Pampolha afirma que o governo fluminense está empenho em promover a chamada economia azul, conceito que vem sendo atrelado a projetos de sustentabilidade no uso dos recursos do mar. Nesse sentido, foi lançado em abril o programa Blue Rio, voltado para buscar tecnologias inovadoras e apoiar startups no desenvolvimento de soluções para problemas locais. Com o Guanabara Azul, no entanto, a ideia é ter um olhar mais focado para a Baía de Guanabara.
“Nossa preocupação principal é estabelecer a governança da Baía de Guanabara. Então é um programa que irá atuar pela despoluição, mas vai além. Muita gente interage com a baía, mas pouca gente se responsabiliza pelas consequências das práticas do dia a dia. Por exemplo, abandono de embarcações. Quem é o responsável por fiscalizar isso? É a Marinha, a Capitania dos Portos, a prefeitura, o governo do estado? Fica sempre uma coisa muito solta e não existe uma responsabilização porque falta uma governança. Precisamos definir quem vai ficar responsável pelo quê”, diz.
Degradação
Na última terça-feira (12), o governo fluminense mobilizou agentes públicos do Instituto Estadual do Ambiente (Inea) e da Polícia Militar para fixar uma barreira sanitária que funcionará 24 horas por dia no bairro Jardim Gramacho, em Duque de Caxias, na Baixada Fluminense. O objetivo foi bloquear pontos onde é comum o descarte irregular de detritos.
Em Jardim Gramacho, funcionava um lixão desativado em 2012. No entanto, diante da falta de fiscalização, resíduos continuaram a ser despejados no local inclusive por grupos criminosos, levando contaminação à Baía de Guanabara.
“Iniciativas de fiscalização e controle como essa serão orientadas pelo nosso plano de ação. Tudo isso vai estar sistematizado no Guanabara Azul”, afirma Pampolha.
Repercussão
O programa do governo fluminense, por enquanto, é visto com desconfiança por pesquisadores e ambientalistas preocupados com a Baía de Guanabara. Para o Movimento Baía Viva, criado na década de 1980, trata-se de uma iniciativa de gabinete. “É mais um programa governamental criado sem a participação da sociedade civil e das comunidades pesqueiras”, diz o ecologista Sergio Ricardo, cofundador do Movimento Baia Viva. Para ele, é preciso democratizar essas decisões.
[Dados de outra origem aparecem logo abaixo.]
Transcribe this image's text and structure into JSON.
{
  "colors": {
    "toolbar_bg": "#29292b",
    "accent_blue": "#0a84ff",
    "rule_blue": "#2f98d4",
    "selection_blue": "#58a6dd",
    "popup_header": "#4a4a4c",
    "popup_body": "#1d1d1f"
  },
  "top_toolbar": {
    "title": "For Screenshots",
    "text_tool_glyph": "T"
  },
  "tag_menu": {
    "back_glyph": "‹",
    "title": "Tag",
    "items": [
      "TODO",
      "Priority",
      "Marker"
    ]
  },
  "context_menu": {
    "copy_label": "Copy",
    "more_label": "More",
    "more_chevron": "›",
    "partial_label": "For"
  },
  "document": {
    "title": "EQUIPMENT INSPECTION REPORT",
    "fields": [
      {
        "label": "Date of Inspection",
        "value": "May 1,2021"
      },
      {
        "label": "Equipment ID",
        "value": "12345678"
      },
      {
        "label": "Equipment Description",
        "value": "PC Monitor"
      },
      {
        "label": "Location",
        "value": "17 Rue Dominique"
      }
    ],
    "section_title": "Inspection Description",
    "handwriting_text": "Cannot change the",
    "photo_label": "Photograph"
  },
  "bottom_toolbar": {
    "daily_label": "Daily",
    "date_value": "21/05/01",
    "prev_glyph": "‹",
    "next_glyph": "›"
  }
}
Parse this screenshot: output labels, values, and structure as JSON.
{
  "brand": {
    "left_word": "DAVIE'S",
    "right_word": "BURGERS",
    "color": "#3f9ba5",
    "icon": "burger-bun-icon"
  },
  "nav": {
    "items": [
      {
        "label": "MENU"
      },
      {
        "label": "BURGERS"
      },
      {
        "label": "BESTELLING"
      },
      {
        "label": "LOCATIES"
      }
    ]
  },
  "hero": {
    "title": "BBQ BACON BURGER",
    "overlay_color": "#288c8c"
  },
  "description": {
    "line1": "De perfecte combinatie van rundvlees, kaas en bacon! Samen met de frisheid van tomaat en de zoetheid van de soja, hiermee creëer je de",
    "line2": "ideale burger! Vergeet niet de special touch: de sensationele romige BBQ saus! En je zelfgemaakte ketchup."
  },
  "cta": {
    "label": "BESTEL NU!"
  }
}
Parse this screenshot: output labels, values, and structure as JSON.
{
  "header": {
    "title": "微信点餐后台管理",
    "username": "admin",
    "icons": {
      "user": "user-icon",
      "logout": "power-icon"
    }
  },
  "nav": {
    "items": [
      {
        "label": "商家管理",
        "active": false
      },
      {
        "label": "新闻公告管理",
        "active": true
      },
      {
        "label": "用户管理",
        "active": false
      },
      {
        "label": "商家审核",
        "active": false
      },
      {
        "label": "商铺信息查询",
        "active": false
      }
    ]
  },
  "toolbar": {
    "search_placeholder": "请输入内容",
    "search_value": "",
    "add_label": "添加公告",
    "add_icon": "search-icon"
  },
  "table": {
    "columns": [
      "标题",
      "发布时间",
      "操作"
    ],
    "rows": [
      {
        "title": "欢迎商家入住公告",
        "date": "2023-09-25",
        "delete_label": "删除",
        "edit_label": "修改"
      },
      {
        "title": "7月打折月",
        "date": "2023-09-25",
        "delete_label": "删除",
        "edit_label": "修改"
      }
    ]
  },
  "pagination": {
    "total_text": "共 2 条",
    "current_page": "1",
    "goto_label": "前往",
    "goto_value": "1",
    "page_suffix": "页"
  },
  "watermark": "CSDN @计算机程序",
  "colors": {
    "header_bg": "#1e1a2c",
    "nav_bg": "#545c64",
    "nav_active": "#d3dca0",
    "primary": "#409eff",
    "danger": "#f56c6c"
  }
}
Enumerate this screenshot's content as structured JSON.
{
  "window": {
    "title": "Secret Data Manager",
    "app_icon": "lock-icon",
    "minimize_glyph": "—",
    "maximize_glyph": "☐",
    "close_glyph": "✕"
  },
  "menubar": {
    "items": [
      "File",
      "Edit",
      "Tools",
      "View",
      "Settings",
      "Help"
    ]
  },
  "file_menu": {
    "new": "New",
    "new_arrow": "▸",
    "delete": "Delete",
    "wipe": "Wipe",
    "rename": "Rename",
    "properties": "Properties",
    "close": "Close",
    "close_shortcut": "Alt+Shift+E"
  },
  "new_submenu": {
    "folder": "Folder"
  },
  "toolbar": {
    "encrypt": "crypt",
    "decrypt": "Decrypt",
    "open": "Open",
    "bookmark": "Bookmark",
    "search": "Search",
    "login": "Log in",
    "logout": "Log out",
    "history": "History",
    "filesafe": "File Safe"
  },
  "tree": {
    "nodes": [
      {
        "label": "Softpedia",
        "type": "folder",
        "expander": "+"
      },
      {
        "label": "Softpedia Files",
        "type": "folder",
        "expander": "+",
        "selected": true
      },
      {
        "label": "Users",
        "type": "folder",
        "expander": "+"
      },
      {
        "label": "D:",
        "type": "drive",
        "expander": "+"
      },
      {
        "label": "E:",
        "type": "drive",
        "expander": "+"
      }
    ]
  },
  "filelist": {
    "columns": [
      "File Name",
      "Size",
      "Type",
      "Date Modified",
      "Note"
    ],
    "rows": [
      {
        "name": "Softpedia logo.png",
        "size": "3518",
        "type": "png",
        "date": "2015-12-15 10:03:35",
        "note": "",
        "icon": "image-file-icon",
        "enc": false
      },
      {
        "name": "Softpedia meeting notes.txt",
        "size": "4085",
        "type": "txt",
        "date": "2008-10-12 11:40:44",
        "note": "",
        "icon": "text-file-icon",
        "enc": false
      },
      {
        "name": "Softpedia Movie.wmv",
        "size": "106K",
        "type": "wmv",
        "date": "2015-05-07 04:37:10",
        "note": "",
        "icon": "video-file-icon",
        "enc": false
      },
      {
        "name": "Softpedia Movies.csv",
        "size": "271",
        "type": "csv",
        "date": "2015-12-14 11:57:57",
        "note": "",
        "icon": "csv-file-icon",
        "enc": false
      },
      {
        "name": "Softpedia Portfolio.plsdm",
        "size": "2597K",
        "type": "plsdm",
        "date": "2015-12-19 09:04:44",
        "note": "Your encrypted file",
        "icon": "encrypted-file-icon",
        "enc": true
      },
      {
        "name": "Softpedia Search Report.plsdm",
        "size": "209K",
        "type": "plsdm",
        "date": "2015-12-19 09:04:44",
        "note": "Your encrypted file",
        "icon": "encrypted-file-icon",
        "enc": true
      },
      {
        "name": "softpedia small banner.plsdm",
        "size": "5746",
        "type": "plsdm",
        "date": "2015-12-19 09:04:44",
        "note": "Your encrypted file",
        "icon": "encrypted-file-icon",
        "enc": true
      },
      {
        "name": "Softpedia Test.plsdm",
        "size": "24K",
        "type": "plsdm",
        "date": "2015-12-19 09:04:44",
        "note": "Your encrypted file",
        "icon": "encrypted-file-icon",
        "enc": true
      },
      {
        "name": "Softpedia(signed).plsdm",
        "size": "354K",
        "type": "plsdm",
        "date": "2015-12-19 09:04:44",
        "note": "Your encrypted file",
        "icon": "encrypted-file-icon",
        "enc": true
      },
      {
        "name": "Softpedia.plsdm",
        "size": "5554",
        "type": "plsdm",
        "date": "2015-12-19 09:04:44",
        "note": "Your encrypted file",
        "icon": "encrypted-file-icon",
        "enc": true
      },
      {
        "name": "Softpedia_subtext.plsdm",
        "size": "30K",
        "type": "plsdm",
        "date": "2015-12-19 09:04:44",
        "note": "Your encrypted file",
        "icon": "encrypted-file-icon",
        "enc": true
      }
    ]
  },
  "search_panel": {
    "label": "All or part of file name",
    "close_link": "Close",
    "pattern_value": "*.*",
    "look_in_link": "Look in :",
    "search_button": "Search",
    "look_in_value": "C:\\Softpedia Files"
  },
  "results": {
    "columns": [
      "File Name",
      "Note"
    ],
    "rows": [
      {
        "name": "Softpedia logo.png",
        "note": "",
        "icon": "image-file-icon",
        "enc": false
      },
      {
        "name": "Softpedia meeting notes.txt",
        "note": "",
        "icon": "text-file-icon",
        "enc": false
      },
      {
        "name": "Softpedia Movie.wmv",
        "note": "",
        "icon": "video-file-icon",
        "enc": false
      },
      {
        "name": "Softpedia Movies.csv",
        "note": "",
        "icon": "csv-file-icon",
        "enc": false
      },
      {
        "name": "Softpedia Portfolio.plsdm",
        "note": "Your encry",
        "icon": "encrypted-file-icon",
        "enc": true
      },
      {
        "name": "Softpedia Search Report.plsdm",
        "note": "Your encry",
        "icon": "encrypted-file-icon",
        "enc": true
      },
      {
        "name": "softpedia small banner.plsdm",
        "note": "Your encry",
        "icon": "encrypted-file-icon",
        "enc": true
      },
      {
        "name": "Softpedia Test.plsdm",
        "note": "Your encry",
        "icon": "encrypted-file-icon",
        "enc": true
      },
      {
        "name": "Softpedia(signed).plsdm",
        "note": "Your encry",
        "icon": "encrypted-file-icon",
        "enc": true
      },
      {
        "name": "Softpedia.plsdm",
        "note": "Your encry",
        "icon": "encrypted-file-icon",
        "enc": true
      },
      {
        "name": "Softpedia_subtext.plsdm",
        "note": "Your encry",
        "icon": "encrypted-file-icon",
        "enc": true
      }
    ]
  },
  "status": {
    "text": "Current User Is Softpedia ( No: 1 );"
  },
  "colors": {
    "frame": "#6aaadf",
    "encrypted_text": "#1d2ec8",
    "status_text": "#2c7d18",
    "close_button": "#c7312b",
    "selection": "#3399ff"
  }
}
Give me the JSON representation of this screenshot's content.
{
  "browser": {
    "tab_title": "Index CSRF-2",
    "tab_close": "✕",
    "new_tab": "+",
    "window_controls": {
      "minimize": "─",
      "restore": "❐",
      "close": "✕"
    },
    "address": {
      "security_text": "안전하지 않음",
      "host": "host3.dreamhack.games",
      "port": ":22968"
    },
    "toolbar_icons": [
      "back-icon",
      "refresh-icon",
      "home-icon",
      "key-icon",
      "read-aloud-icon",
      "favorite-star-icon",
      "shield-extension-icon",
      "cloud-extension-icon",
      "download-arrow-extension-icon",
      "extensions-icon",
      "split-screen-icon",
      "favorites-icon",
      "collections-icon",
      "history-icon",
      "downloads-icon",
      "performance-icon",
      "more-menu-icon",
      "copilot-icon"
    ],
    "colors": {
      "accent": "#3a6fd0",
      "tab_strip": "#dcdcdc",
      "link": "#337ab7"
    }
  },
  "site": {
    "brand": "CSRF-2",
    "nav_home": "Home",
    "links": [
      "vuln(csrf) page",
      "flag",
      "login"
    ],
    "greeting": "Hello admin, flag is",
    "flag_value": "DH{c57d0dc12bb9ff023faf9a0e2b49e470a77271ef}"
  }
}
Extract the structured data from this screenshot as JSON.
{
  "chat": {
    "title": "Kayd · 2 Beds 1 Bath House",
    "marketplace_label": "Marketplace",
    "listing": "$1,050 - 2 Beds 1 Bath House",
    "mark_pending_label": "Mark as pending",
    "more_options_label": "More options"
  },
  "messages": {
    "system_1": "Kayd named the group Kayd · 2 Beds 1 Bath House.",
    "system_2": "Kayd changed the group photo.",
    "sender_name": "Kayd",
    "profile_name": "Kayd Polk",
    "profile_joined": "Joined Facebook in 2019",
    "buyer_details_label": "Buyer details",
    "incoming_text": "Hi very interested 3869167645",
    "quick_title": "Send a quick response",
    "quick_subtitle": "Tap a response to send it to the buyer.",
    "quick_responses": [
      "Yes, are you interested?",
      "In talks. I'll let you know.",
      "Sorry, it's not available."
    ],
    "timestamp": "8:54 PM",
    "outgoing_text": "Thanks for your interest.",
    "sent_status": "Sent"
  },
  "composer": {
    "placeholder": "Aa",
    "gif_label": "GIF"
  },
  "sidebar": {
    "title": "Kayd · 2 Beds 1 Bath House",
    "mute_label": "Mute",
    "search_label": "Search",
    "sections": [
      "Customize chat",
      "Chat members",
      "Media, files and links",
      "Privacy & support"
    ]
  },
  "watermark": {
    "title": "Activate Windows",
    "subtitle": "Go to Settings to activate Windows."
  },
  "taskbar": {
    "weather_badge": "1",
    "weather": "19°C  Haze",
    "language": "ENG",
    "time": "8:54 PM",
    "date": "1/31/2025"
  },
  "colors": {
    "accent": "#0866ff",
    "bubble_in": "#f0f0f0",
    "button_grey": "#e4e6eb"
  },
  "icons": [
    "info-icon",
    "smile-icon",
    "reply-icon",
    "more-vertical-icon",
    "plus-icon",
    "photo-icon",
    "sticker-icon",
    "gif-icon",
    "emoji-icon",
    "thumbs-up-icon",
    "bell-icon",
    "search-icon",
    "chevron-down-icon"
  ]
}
Por sua vez, o pesquisador, biólogo e ativista Mário Moscatelli vê boa vontade por parte do governo, mas manifesta receio: “é a primeira vez que nós temos um vice-governador sendo secretário de Ambiente. Então a secretaria subiu de patamar. Eu já participei de algumas agendas a convite do vice-governador. Estive com ele em áreas onde outros secretários nunca estiveram. Existe disponibilidade de tempo dele para visitar áreas degradadas de manguezais. Mas não basta só ter vontade política. Claro que vontade política é fundamental para as coisas andarem. Mas é preciso materializar em ações. Não dá mais para esperar projetos mirabolantes”, diz.
Moscatelli avalia que a história da Baía de Guanabara é marcada pela má gestão de recursos públicos e pede urgência para iniciar a execução de projetos que de fato tragam melhorias ambientais.
“Acompanho desde os anos 1990. É impressionante o que se produziu de papel e de consultorias que não trouxeram benefício ambiental nenhum ou praticamente nenhum”, diz ele.